Somos do tempo em que o mosquito com o nome de pernilongo, chegava aos nossos ouvidos com uma musiquinha irritante e em seguida, dava uma picadinha que provocava intensa coceira.

E como incomodava, esta ação perniciosa de tão pequenino inseto. Que coisa enjoada, diziam muitos!

E para afugentar o inseto, nas cidades do interior notadamente, tinha-se o costume de queimar estrume bovino, para que os mosquitos não se aproximassem, face ao fedor exalado da fumaça do esterco em combustão. O mosquito sumia, mas tínhamos que aspirar toda aquela catinga que ficava dentro dos quartos. Que coisa fedorenta, diziam muitos!

Era esta a solução caseira e quase sempre, usada por todos; até quando, da chegada de um certo repelente, também queimado, que igualmente, deixava uma fumaça afugentando os insetos e muitas vezes, intoxicando as pessoas também. E tudo isso. após o fumaceiro dentro dos aposentos, totalmente fechados, ouvíamos de alguém... um alegre: boa noite!

Pois é, os tempos são outros e o pernicioso inseto, se transformou, progrediu e até se apoderou de uma força super negativa para praticar ataques, disseminando doenças até então desconhecidas.

O novo super pernilongo, recebeu novo nome e agora é o aedes aegypti - muito, muito conhecido de todos nós e até, infelizmente, muito íntimo, intimidador e atemorizador da população. Super mosquito, disseminador da dengue, da chicungunya, da zika e outras, todas elas, doenças gravíssimas e de poder letal.

Causador de tripla epidemia, o aedes aegypti, já alçou altos voos, já frequenta países bem distantes e está deixando autoridades internacionais alarmadas.

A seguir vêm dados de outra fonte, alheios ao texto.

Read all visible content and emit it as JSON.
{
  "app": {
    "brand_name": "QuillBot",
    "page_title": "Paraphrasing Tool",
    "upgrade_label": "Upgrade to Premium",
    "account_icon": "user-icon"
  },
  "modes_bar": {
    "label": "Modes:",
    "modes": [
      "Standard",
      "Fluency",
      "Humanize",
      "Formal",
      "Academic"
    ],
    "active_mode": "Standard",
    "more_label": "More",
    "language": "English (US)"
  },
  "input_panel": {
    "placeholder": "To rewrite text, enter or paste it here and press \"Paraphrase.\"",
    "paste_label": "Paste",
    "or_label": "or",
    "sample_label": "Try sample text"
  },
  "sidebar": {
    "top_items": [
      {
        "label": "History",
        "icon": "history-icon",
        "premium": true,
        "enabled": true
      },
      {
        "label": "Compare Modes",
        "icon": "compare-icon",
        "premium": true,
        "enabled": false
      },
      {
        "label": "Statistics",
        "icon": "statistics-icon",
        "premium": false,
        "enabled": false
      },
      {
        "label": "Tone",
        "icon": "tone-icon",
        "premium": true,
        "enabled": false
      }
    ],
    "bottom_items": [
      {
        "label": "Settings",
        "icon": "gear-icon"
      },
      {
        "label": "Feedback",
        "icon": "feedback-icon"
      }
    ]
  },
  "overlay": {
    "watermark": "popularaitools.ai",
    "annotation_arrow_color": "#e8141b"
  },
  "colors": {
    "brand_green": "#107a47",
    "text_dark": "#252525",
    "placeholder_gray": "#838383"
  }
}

Tudo isto, face ao poder violento de suas doenças, que se espalham facilmente e são avassaladoras.

O governo brasileiro, diante da explosão, principalmente da dengue e sentindo-se em dificuldade para combater o mosquito, soltou o alerta e começou uma cruzada em todos os estados para combater e tentar eliminar o aedes aegypti.

A situação é grave ou muito grave. Nesta semana, membros da OMS - Organização Mundial da Saúde e também da AIEA - Agencia Internacional de Energia Atômica, dos Estados Unidos, estiveram no Brasil. Visitaram institutos no Rio de Janeiro e no Recife e reuniram com autoridades da área da saúde, para a tentativa de se encontrar imediata solução para o caso.

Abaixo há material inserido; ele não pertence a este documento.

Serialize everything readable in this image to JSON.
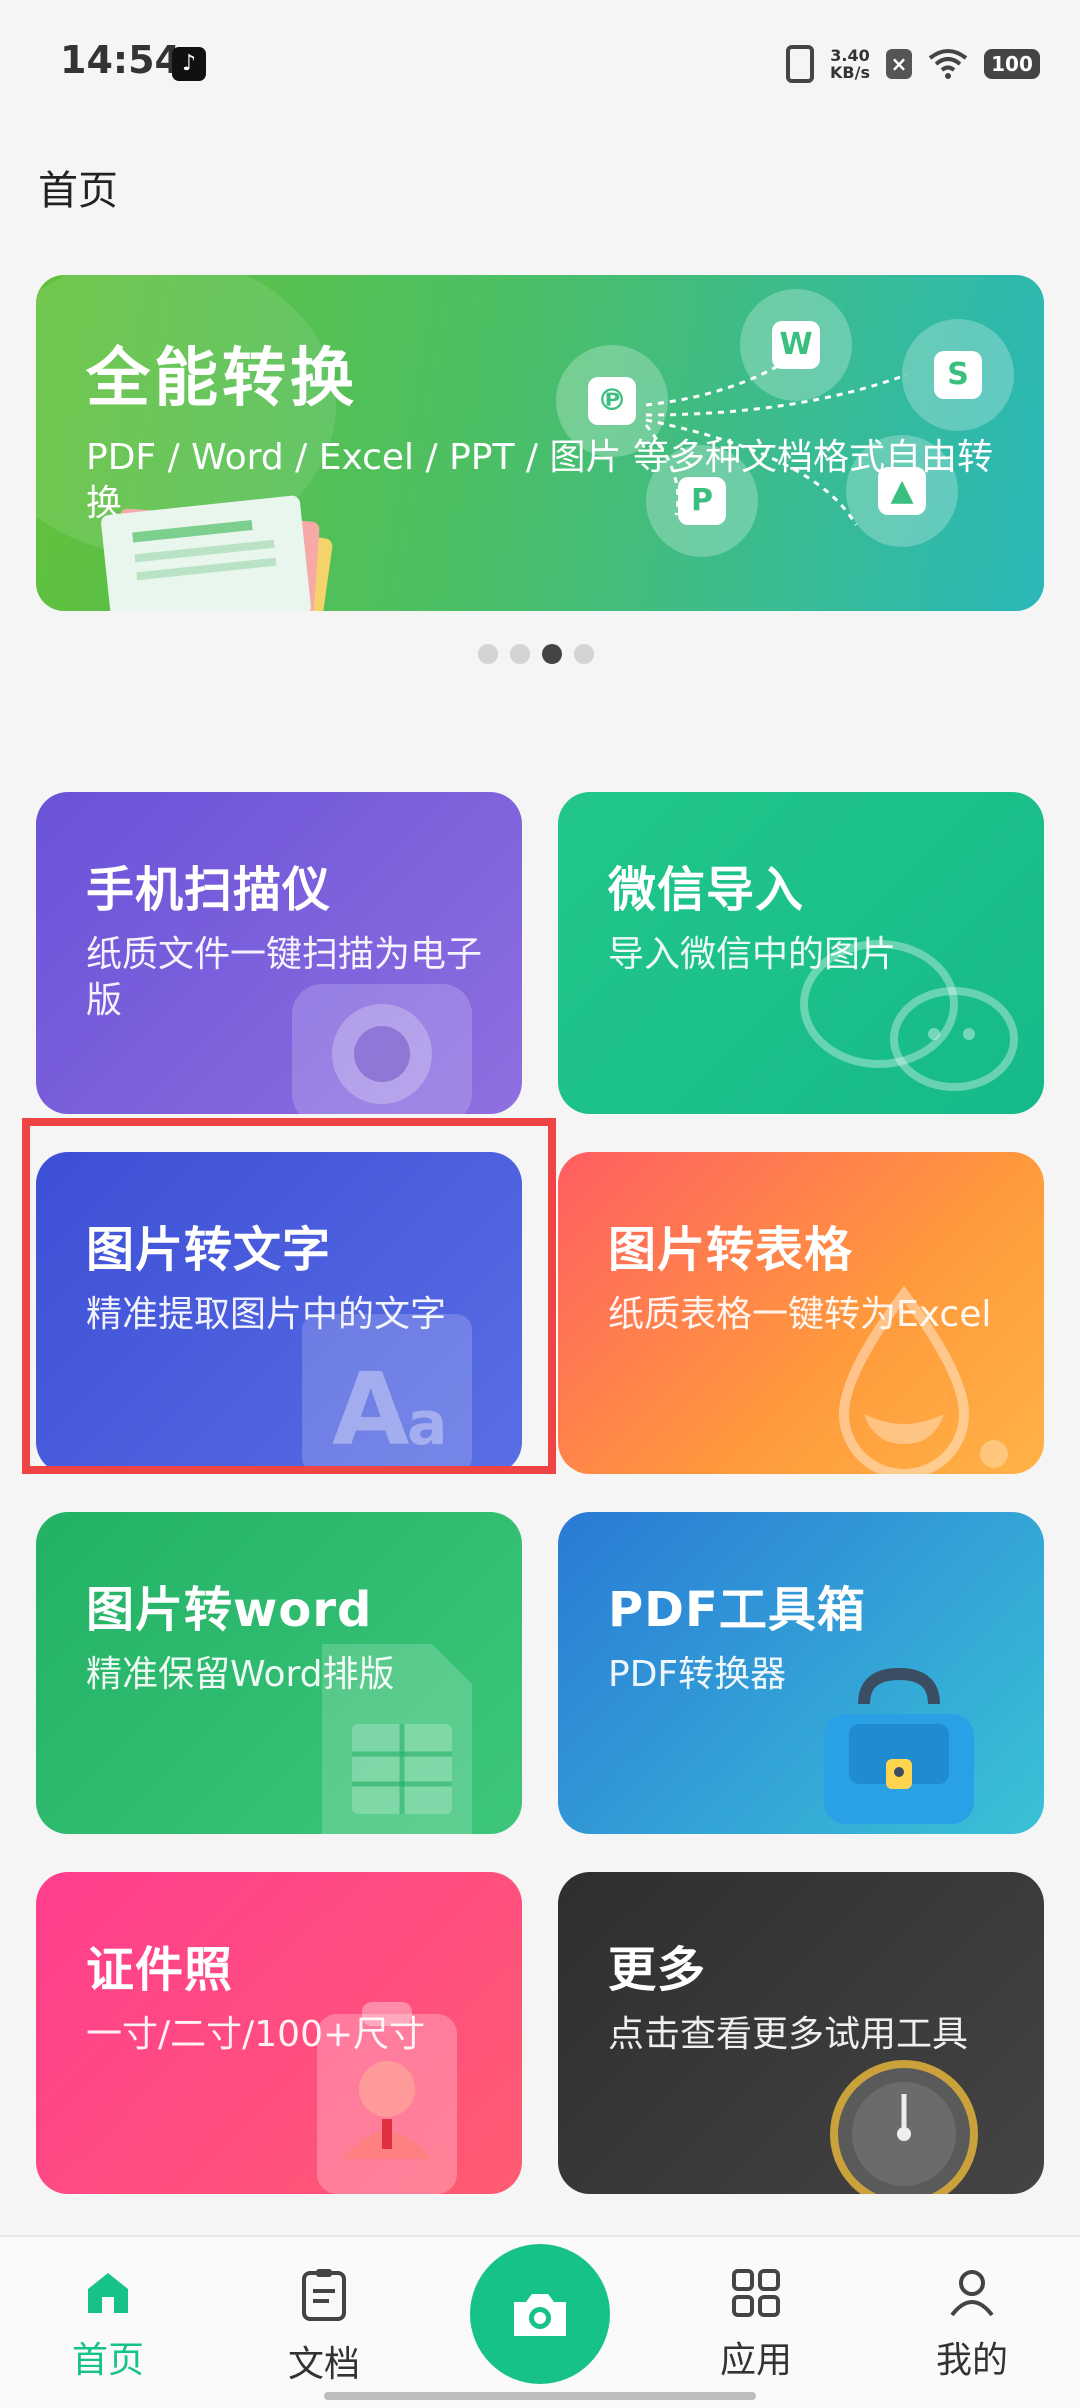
{
  "status_bar": {
    "time": "14:54",
    "net_speed_value": "3.40",
    "net_speed_unit": "KB/s",
    "battery": "100"
  },
  "page_title": "首页",
  "banner": {
    "title": "全能转换",
    "subtitle": "PDF / Word / Excel / PPT / 图片 等多种文档格式自由转换",
    "icons": [
      "pdf-icon",
      "word-icon",
      "slides-icon",
      "ppt-icon",
      "image-icon"
    ]
  },
  "carousel": {
    "count": 4,
    "active_index": 2
  },
  "cards": [
    {
      "title": "手机扫描仪",
      "subtitle": "纸质文件一键扫描为电子版"
    },
    {
      "title": "微信导入",
      "subtitle": "导入微信中的图片"
    },
    {
      "title": "图片转文字",
      "subtitle": "精准提取图片中的文字"
    },
    {
      "title": "图片转表格",
      "subtitle": "纸质表格一键转为Excel"
    },
    {
      "title": "图片转word",
      "subtitle": "精准保留Word排版"
    },
    {
      "title": "PDF工具箱",
      "subtitle": "PDF转换器"
    },
    {
      "title": "证件照",
      "subtitle": "一寸/二寸/100+尺寸"
    },
    {
      "title": "更多",
      "subtitle": "点击查看更多试用工具"
    }
  ],
  "bottom_nav": {
    "items": [
      {
        "label": "首页",
        "icon": "home-icon"
      },
      {
        "label": "文档",
        "icon": "document-icon"
      },
      {
        "label": "应用",
        "icon": "apps-icon"
      },
      {
        "label": "我的",
        "icon": "profile-icon"
      }
    ],
    "camera_icon": "camera-icon",
    "active_color": "#17c28a"
  }
}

O governo iniciou a liberação de verbas para os estados e recomendou aos governadores imediata aplicação do dinheiro na área da saúde e principalmente, no tocante à erradicação dos focos de proliferação do inseto.

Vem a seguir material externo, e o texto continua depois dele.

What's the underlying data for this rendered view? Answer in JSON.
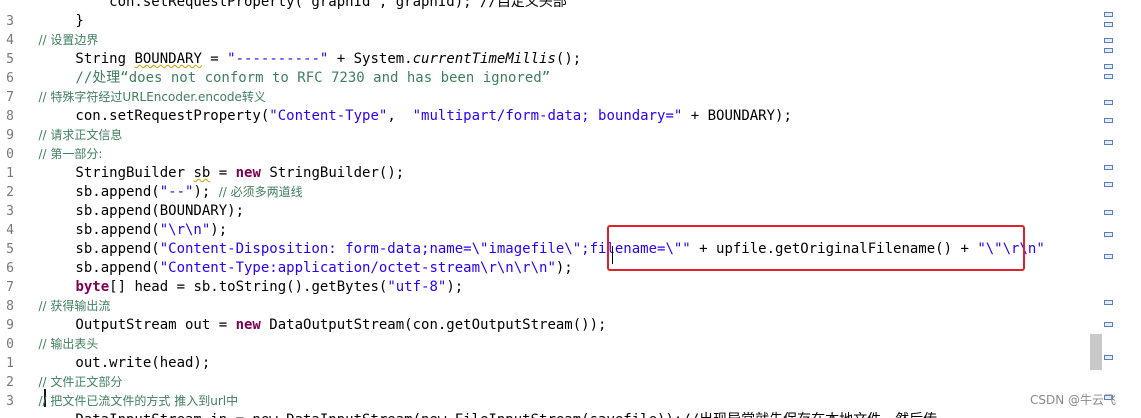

E para que tudo possa transcorrer da melhor maneira possível, é de suma importância, que o povo possa participar com muita disposição no combate ao mosquito...e que cada família, comece a participar desta ação imediatamente, limpando, cuidando e mantendo limpo os seus quintais. Vamos agir, todos nós, em prol das nossas famílias e da saúde de todos nós, igualmente.

Temos que colocar em mente, que se não acabarmos com o aedes aegypti - na mesma proporção em que o mesmo, está se proliferando; perderemos o controle e aí poderemos ser - todos nós, por ele vencidos ou até mesmo eliminados!

Vamos agir e colaborar...a saúde em primeiro lugar. Saúde o bem maior que devemos preservar. Saúde é Vida e é Vital!